The rate of house price growth continues to moderate. Nationwide report annual price growth in January fell to 1.1%, down from 2.8% in December, and all major indices indicate month-on-month marginal falls in prices. “This contrasts with new seller asking prices which rose by 0.9% in January, the equivalent of £3,301, however, they are over £8,000 lower than their peak in October. With the market of 2023 set to be dominated, at least in the short term, by needs-based buyers as opposed to discretionary buyers, price sensitivity will be key to securing interest and offers, with the supply/demand pendulum likely to swing back in the favour of buyers,” Stevenson comments. “As many have commented, gains achieved in the market in recent times mean that for the majority of sellers a reduction in asking price is unlikely to translate into a financial loss when compared to the purchase price, rather sellers need to ensure their aspirations align to current market conditions.”

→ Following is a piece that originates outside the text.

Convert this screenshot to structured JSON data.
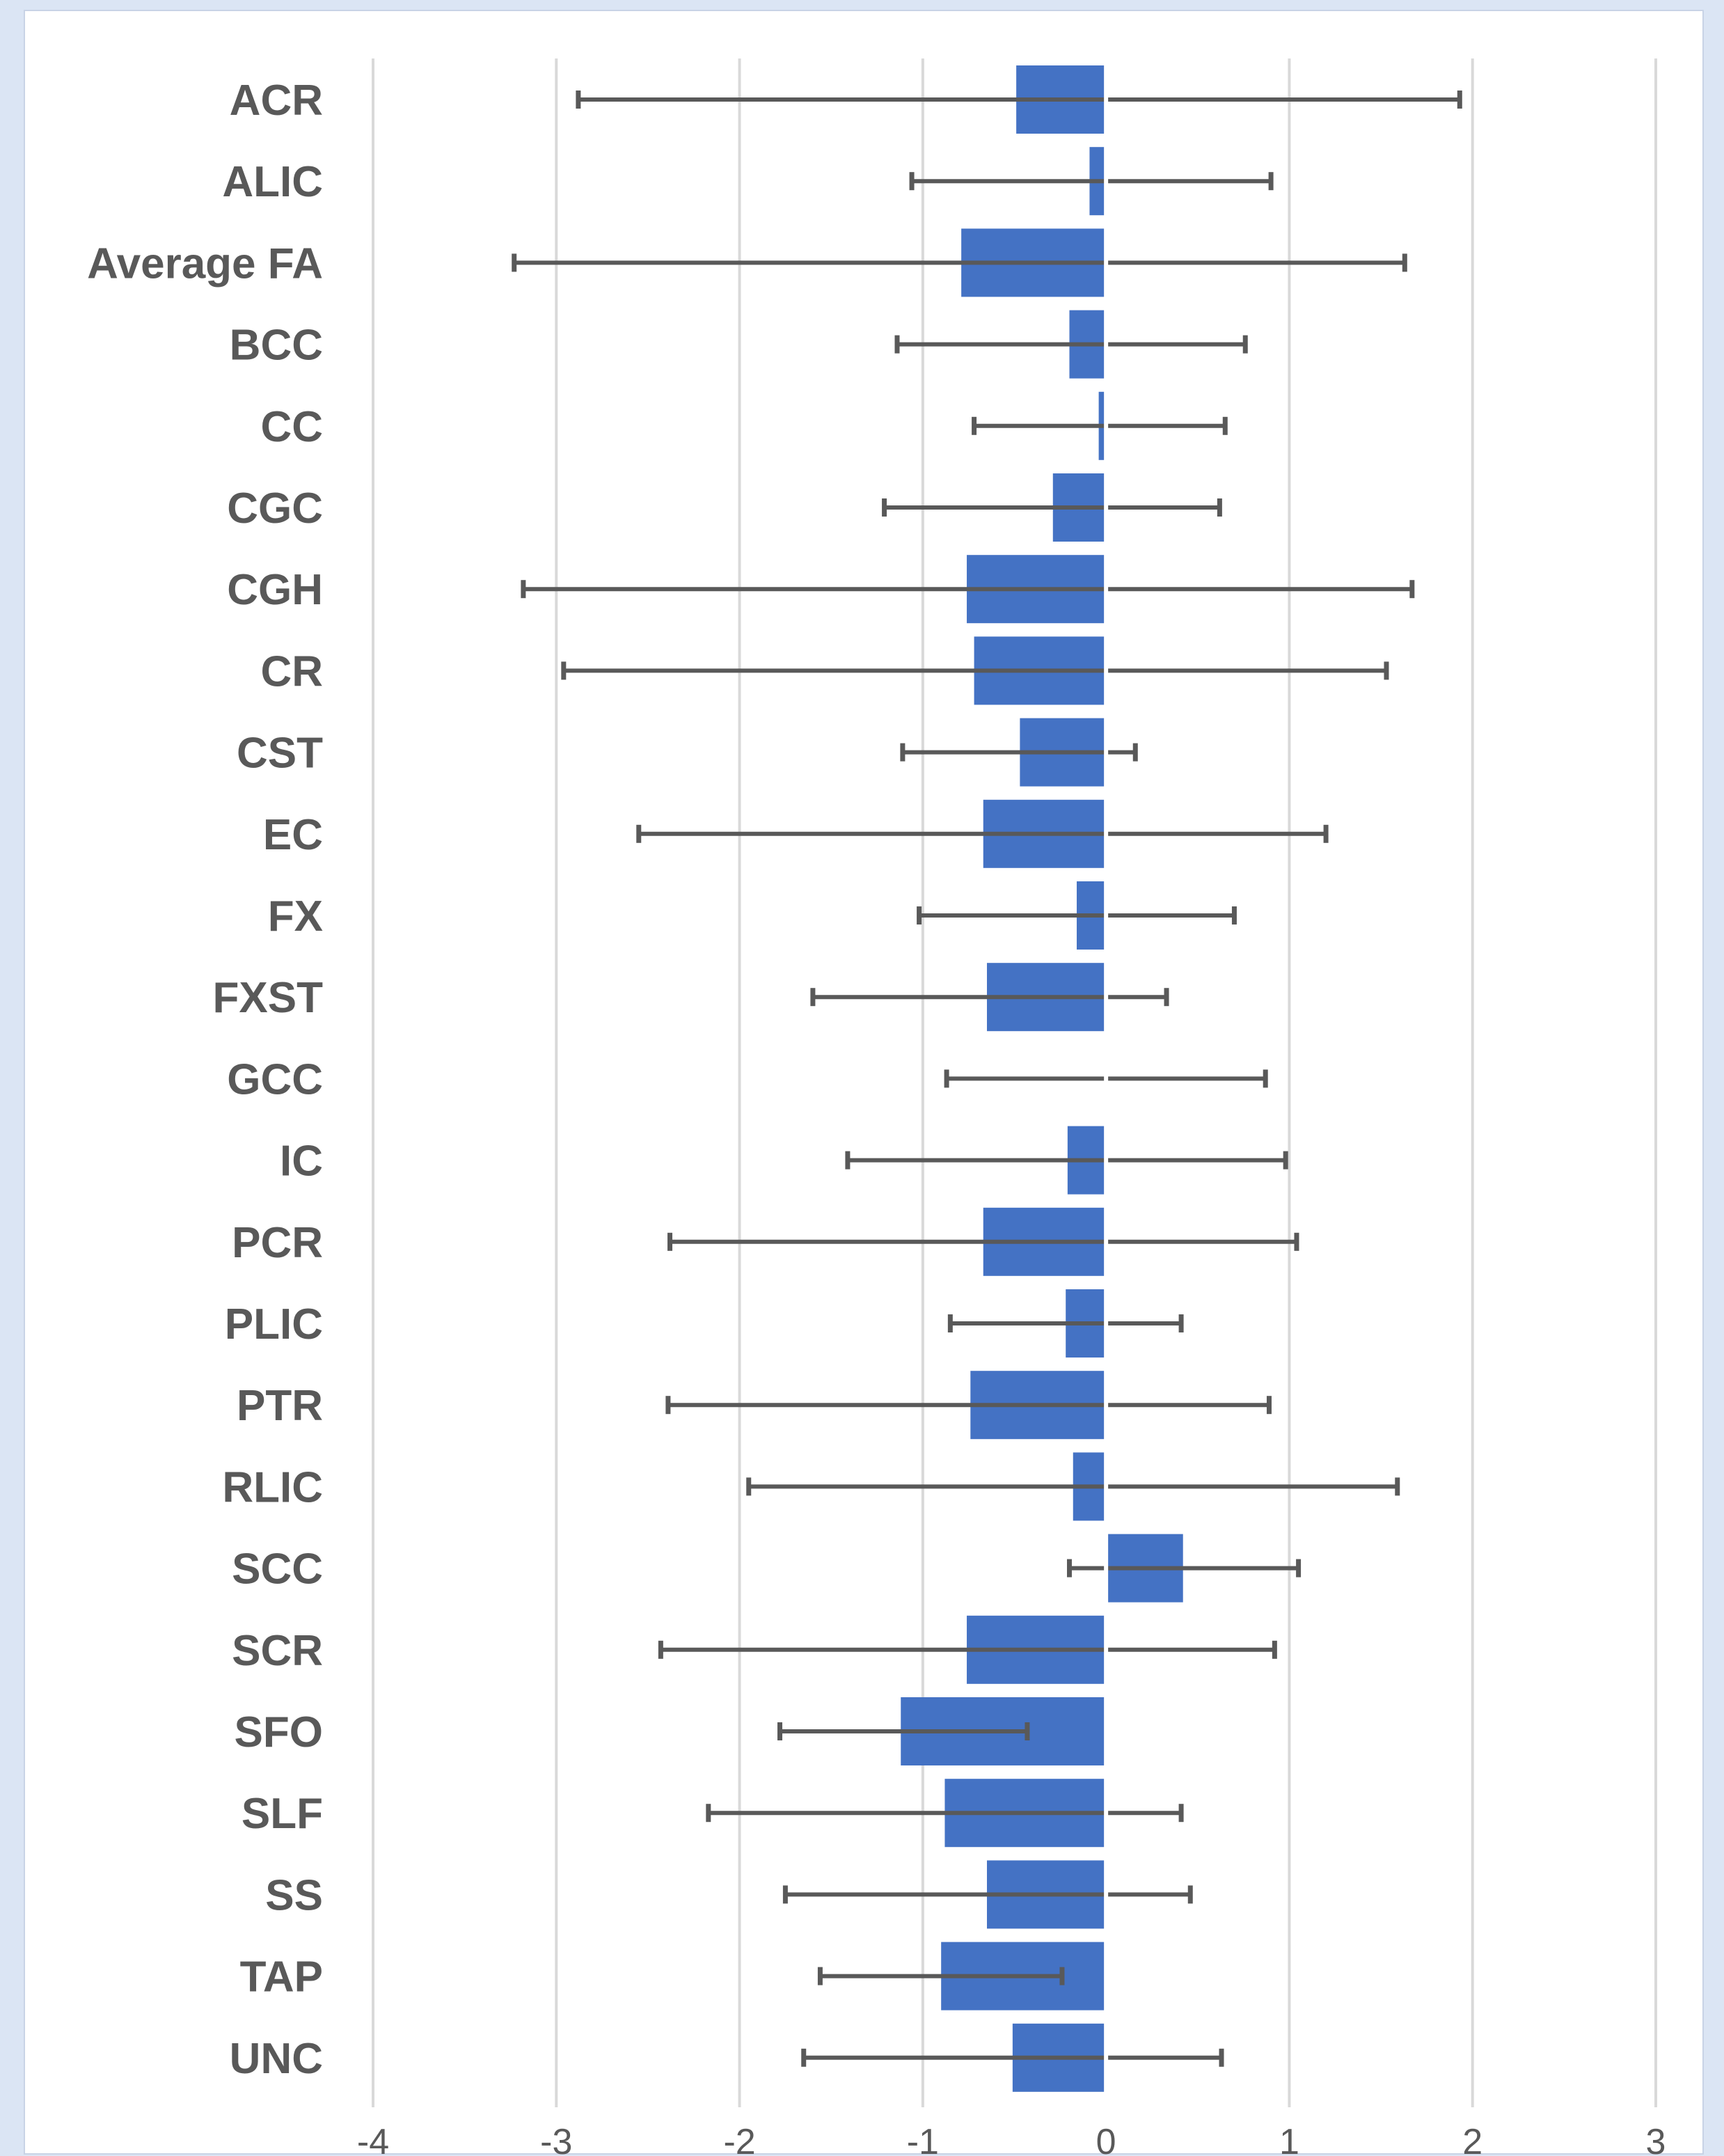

Focusing specifically on the prime sector, Stevenson says that year-on-year price growth in the premium markets is currently outpacing the wider market. “The 10.8% annual price growth continues to be fuelled by high value activity in London and across the South. At £851,000 the prime market price threshold has risen by over £125,000 compared to January 2021,” she notes. 

According to Stevenson, the recently released data from the 2021 Census indicates that there are close to 25 million households in England and Wales, of which 62% are in home ownership. This is down from 63% in 2011. “Such properties are either owned outright or owned with a mortgage or a loan. Mortgage status that has been recorded by the census since 1991 and Census 2021 marks the first time the data has shown that a greater proportion of homeowners are now mortgage free, at 53%, up from 47% in 2011. Wales and the South West boast the highest proportion of mortgage-free homeowners of all regions of England and Wales, while only in London is the proportion lower than 50%,” she concludes.